Transcultural Adaptation and Psychometric Evaluation of the Online Learning Self-Efficacy Scale among High School Seniors in Bandar Abbas City

Document Type : Original Article


1 Department of Psychology, Bandar Abbas Branch, Islamic Azad University, Bandar Abbas, Iran

2 Faculty of Psychology and Counseling, Farhangian University, Tehran, Iran

3 Neuroscience Research Center, Kerman University of Medical Sciences, Kerman, Iran

4 Department of Psychology, Hormozgan University, Bandar Abbas, Iran


Background: Online education has become more popular in recent years. Nevertheless, students may face challenges in online courses that can influence their academic self-efficacy (ASF). However, a comprehensive and localized tool for measuring ASF in online courses in Iran is needed. This study aimed to validate transcultural adaptation and psychometrically evaluate the Online Learning Self-Efficacy Scale (OLSES) among high school seniors in Bandar Abbas City.
Methods: This transcultural adaptation study validated the OLSES in Tehran in 2022. The sample consisted of 1080 High School Seniors living in Bandar Abbas who participated in the cluster sampling procedure. The researchers used the OLSES and the ASF Questionnaire (ASEQ), which were sent to the participants via Google Forms. The OLSES questionnaire was translated using the back-translation method, and ten experts evaluated its face and content validity. The concurrent validity of the OLSES questionnaire was examined by correlating it with ASEQ. The OLSES questionnaire’s construct validity was tested by exploratory and Confirmatory Factor Analysis (CFA) using SPSS 21 and LISREL 8.80 software. The reliability of the OLSES questionnaire was evaluated by Cronbach’s alpha, test-retest, and split-half methods.
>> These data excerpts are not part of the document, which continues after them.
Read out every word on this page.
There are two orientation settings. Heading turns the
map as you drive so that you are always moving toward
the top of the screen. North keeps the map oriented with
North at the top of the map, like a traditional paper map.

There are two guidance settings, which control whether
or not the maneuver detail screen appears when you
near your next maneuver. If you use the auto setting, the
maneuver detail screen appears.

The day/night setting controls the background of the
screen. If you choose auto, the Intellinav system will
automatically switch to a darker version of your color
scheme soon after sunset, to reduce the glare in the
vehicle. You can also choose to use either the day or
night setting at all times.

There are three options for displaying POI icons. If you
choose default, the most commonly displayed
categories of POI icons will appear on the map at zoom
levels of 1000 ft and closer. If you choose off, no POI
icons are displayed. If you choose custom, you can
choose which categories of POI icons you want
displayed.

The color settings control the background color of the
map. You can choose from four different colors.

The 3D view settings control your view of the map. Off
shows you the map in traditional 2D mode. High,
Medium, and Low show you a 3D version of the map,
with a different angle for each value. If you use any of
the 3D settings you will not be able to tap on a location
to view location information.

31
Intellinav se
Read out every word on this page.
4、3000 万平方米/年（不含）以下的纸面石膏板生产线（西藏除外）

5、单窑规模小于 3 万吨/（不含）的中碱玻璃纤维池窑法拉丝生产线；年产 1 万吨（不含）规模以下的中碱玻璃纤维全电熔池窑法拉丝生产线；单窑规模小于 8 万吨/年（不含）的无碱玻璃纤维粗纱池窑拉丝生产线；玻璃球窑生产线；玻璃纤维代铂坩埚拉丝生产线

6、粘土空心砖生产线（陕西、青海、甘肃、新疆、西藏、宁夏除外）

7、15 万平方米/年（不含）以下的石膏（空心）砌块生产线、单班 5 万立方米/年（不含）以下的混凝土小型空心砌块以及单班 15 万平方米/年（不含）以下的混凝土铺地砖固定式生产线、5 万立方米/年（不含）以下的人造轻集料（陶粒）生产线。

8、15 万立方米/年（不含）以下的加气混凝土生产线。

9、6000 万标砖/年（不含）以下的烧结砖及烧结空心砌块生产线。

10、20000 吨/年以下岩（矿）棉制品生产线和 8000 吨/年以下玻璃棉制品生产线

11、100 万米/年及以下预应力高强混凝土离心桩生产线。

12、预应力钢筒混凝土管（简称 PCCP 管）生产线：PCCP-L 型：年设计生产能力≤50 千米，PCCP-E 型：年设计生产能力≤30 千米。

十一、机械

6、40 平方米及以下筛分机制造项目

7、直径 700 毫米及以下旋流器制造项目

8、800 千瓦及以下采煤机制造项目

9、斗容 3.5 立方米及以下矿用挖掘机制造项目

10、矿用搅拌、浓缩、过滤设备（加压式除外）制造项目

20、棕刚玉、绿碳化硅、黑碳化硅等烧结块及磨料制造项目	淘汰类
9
The confidence interval for testing the hypotheses was 0.05.
Results: The results showed that the OLSES questionnaire had acceptable face and content validity, concurrent validity, construct validity, and reliability. The mean Content Validity Ratio (CVR) and Content Validity Index (CVI) values for the items were 0.88 and 0.83, respectively. The Pearson correlation coefficient between the OLSES and ASEQ scores was 0.56. The OLSES questionnaire had a valid three-factor structure, measuring online learning self-efficacy (OLSE) in online learning environments, technology self-efficacy, and time management. These factors explained 63.606% of the total variance, with variances of 25.87%, 18.78%, and 13.23%, respectively. The CFA indicated that the three-factor model was better for the data than the one-factor model, with acceptable fit indices: SRMR=0.021 and CMIN/DF=2.39. The number of items in the OLSES questionnaire remained unchanged at 22 throughout the validity and reliability assessments. The overall scale had a Cronbach’s alpha coefficient of 0.95 and a test-retest reliability of 0.79.
Conclusion: The OLSES questionnaire was a valid and reliable measure of OLSES among high school seniors. It can be used to assess students’ confidence in online learning.